Regulating Trash to Conserve More Water

Image of a sunset on Lake Arrowhead
Lake Arrowhead

Californians are no longer allowed to throw their trash in the ocean and new regulations are to blame. According to the State’s Water Resources Control Board’s new Trash Control Policy (approved by the U.S. EPA), trash will be kept out of bodies of water, including streams, lakes, coastal and ocean waters. Although the majority of California residents do not have direct contact with the Pacific Ocean, their storm water runoff does. This will impact many municipalities that are permitted to dump water into the major tributaries that serve the coast.

Surprisingly, this kind of common sense thinking of keeping our oceans clean has never been regulated. Now that it has, we may be a step closer to stabilizing the Garbage Patch circling around the Pacific Ocean, now twice the size of Texas!

Captain Charles Moore, founder of Algalita Marine Research Institute in Long Beach, California, and author of the book, Plastic Ocean, was recently interviewed on my program, A Culture of Garbage. He spoke about the need to find new ways to keep from adding to the garbage that ends up in our waters, leaving a giant Garbage Patch, and this new trash policy is a step toward that end. Most of this ocean garbage is in the form of small bits of plastic floating just below the surface, broken down from years of sunshine and seawater, but is often consumed by the sea life, ultimately disrupting their digestive tracts, left for dead, and thus causing an imbalance within the wild kingdom. “The Away Inn is full”, Captain Moore states, which is contrary to our mentality when we think that when something is thrown away, it is simply gone.
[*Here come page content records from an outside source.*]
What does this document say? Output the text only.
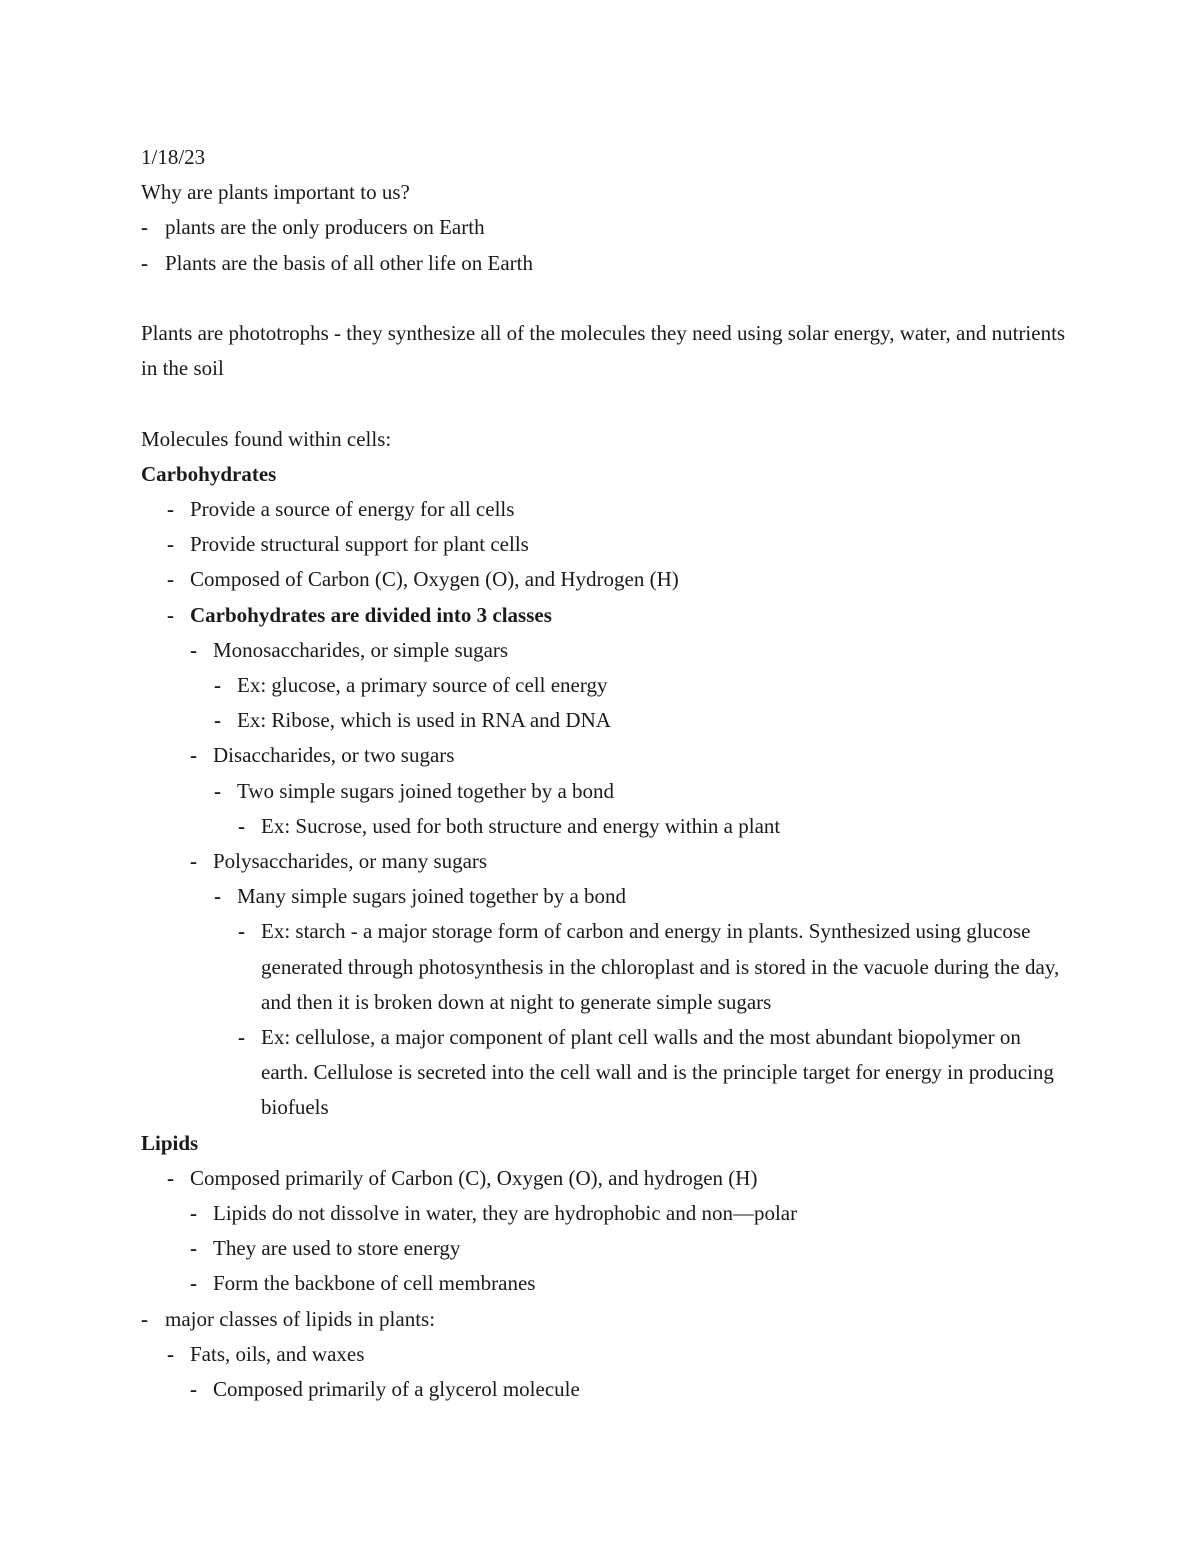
1/18/23

Why are plants important to us?

- plants are the only producers on Earth
- Plants are the basis of all other life on Earth

Plants are phototrophs - they synthesize all of the molecules they need using solar energy, water, and nutrients in the soil

Molecules found within cells:

Carbohydrates

- Provide a source of energy for all cells
- Provide structural support for plant cells
- Composed of Carbon (C), Oxygen (O), and Hydrogen (H)
- Carbohydrates are divided into 3 classes
- Monosaccharides, or simple sugars
- Ex: glucose, a primary source of cell energy
- Ex: Ribose, which is used in RNA and DNA
- Disaccharides, or two sugars
- Two simple sugars joined together by a bond
- Ex: Sucrose, used for both structure and energy within a plant
- Polysaccharides, or many sugars
- Many simple sugars joined together by a bond
- Ex: starch - a major storage form of carbon and energy in plants. Synthesized using glucose generated through photosynthesis in the chloroplast and is stored in the vacuole during the day, and then it is broken down at night to generate simple sugars
- Ex: cellulose, a major component of plant cell walls and the most abundant biopolymer on earth. Cellulose is secreted into the cell wall and is the principle target for energy in producing biofuels

Lipids

- Composed primarily of Carbon (C), Oxygen (O), and hydrogen (H)
- Lipids do not dissolve in water, they are hydrophobic and non—polar
- They are used to store energy
- Form the backbone of cell membranes
- major classes of lipids in plants:
- Fats, oils, and waxes
- Composed primarily of a glycerol molecule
This Trash Control Policy establishes requirements for municipalities to install means to keep garbage from entering water bodies at the point of contact, such as filters, and debris screens.
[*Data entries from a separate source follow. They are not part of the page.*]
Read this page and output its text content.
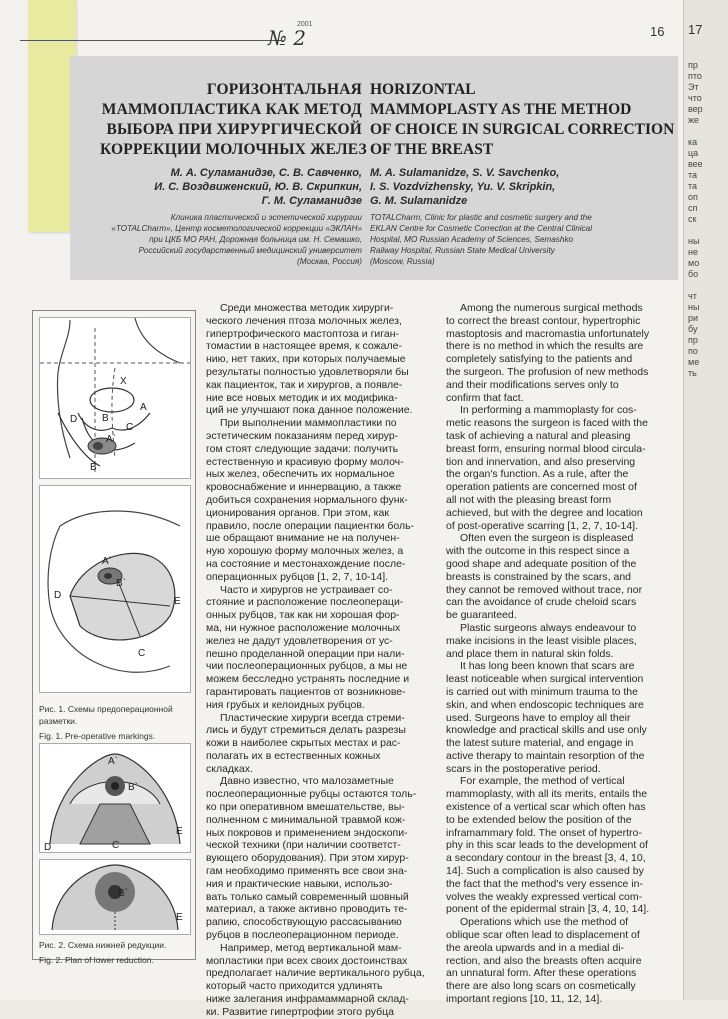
№ 2
2001	16
ГОРИЗОНТАЛЬНАЯ
МАММОПЛАСТИКА КАК МЕТОД
ВЫБОРА ПРИ ХИРУРГИЧЕСКОЙ
КОРРЕКЦИИ МОЛОЧНЫХ ЖЕЛЕЗ
HORIZONTAL
MAMMOPLASTY AS THE METHOD
OF CHOICE IN SURGICAL CORRECTION
OF THE BREAST
М. А. Суламанидзе, С. В. Савченко,
И. С. Воздвиженский, Ю. В. Скрипкин,
Г. М. Суламанидзе
M. A. Sulamanidze, S. V. Savchenko,
I. S. Vozdvizhensky, Yu. V. Skripkin,
G. M. Sulamanidze
Клиника пластической и эстетической хирургии
«TOTALCharm», Центр косметологической коррекции «ЭКЛАН»
при ЦКБ МО РАН, Дорожная больница им. Н. Семашко,
Российский государственный медицинский университет
(Москва, Россия)
TOTALCharm, Clinic for plastic and cosmetic surgery and the
EKLAN Centre for Cosmetic Correction at the Central Clinical
Hospital, MO Russian Academy of Sciences, Semashko
Railway Hospital, Russian State Medical University
(Moscow, Russia)
X
D
A
B
C
A`
B
A`
B`
D
E
C
Рис. 1. Схемы предоперационной разметки.
Fig. 1. Pre-operative markings.
A`
B`
D
E
C
B`
E
Рис. 2. Схема нижней редукции.
Fig. 2. Plan of lower reduction.
Среди множества методик хирурги-
ческого лечения птоза молочных желез,
гипертрофического мастоптоза и гиган-
томастии в настоящее время, к сожале-
нию, нет таких, при которых получаемые
результаты полностью удовлетворяли бы
как пациенток, так и хирургов, а появле-
ние все новых методик и их модифика-
ций не улучшают пока данное положение.
При выполнении маммопластики по
эстетическим показаниям перед хирур-
гом стоят следующие задачи: получить
естественную и красивую форму молоч-
ных желез, обеспечить их нормальное
кровоснабжение и иннервацию, а также
добиться сохранения нормального функ-
ционирования органов. При этом, как
правило, после операции пациентки боль-
ше обращают внимание не на получен-
ную хорошую форму молочных желез, а
на состояние и местонахождение после-
операционных рубцов [1, 2, 7, 10-14].
Часто и хирургов не устраивает со-
стояние и расположение послеопераци-
онных рубцов, так как ни хорошая фор-
ма, ни нужное расположение молочных
желез не дадут удовлетворения от ус-
пешно проделанной операции при нали-
чии послеоперационных рубцов, а мы не
можем бесследно устранять последние и
гарантировать пациентов от возникнове-
ния грубых и келоидных рубцов.
Пластические хирурги всегда стреми-
лись и будут стремиться делать разрезы
кожи в наиболее скрытых местах и рас-
полагать их в естественных кожных
складках.
Давно известно, что малозаметные
послеоперационные рубцы остаются толь-
ко при оперативном вмешательстве, вы-
полненном с минимальной травмой кож-
ных покровов и применением эндоскопи-
ческой техники (при наличии соответст-
вующего оборудования). При этом хирур-
гам необходимо применять все свои зна-
ния и практические навыки, использо-
вать только самый современный шовный
материал, а также активно проводить те-
рапию, способствующую рассасыванию
рубцов в послеоперационном периоде.
Например, метод вертикальной мам-
мопластики при всех своих достоинствах
предполагает наличие вертикального рубца,
который часто приходится удлинять
ниже залегания инфрамаммарной склад-
ки. Развитие гипертрофии этого рубца
Among the numerous surgical methods
to correct the breast contour, hypertrophic
mastoptosis and macromastia unfortunately
there is no method in which the results are
completely satisfying to the patients and
the surgeon. The profusion of new methods
and their modifications serves only to
confirm that fact.
In performing a mammoplasty for cos-
metic reasons the surgeon is faced with the
task of achieving a natural and pleasing
breast form, ensuring normal blood circula-
tion and innervation, and also preserving
the organ's function. As a rule, after the
operation patients are concerned most of
all not with the pleasing breast form
achieved, but with the degree and location
of post-operative scarring [1, 2, 7, 10-14].
Often even the surgeon is displeased
with the outcome in this respect since a
good shape and adequate position of the
breasts is constrained by the scars, and
they cannot be removed without trace, nor
can the avoidance of crude cheloid scars
be guaranteed.
Plastic surgeons always endeavour to
make incisions in the least visible places,
and place them in natural skin folds.
It has long been known that scars are
least noticeable when surgical intervention
is carried out with minimum trauma to the
skin, and when endoscopic techniques are
used. Surgeons have to employ all their
knowledge and practical skills and use only
the latest suture material, and engage in
active therapy to maintain resorption of the
scars in the postoperative period.
For example, the method of vertical
mammoplasty, with all its merits, entails the
existence of a vertical scar which often has
to be extended below the position of the
inframammary fold. The onset of hypertro-
phy in this scar leads to the development of
a secondary contour in the breast [3, 4, 10,
14]. Such a complication is also caused by
the fact that the method's very essence in-
volves the weakly expressed vertical com-
ponent of the epidermal strain [3, 4, 10, 14].
Operations which use the method of
oblique scar often lead to displacement of
the areola upwards and in a medial di-
rection, and also the breasts often acquire
an unnatural form. After these operations
there are also long scars on cosmetically
important regions [10, 11, 12, 14].
17
пр
пто
Эт
что
вер
же
ка
ца
вее
та
та
оп
сп
ск
ны
не
мо
бо
чт
ны
ри
бу
пр
по
ме
ть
Unlike the trash we do see, like plastic bottles, candy wrappers and cigarette butts, which has it’s own form of contaminants, the other stuff that we don’t easily identify as garbage, like automobile fluids, excess fertilizer runoff and other surface pollutants need to be controlled at the source. These hidden pollutants add to the degradation of the quality of storm water runoff that ultimately ends up, sometimes, in our drinking water. Now that California is regulating street trash, I see a very important hidden side benefit to all this. I don’t like to use old cliché’s, but…what we have here, is the perfect storm to be water conscientious!

Conserve Water

Government is great at imposing laws to enforce common sense, and California is a perfect example of this. We have a full-time legislative body, where their only job is to create laws. It would seem natural to save water, and conserve as much as possible, and collect rain from our roofs to water our gardens. It would only make sense not to trash our oceans and keep debris from being washed into our streams and lakes, but we’re only human, right?

Well, here’s the thing…the two go hand in hand.

Photo of rain runoff, and bringing debris across a non-pervious surface during a storm event.
Water Erosion

When we control our storm water runoff in order to reduce water body contaminants, we’re having to collect and save some of this water on-site, or at least slow it down to percolate and recharge the aquifers that most of our drinking water is sourced, thus reducing the demand of having water delivered and pumped hundreds of miles away. On the other hand, if we are required and/or Incentivized to Conserve, store and use this storm water, aka Rainwater, well…we are also reducing the amount of water that would otherwise wash down our streets, picking up contaminants on it’s way to our streams, and dumping into our oceans.

Regulating trash to conserve water sounds like a good idea, but let’s reduce garbage, save water and make this about keeping our community and family healthy, and safe, anyway, for this is just another key element in developing a Lifestyle in Sustainability.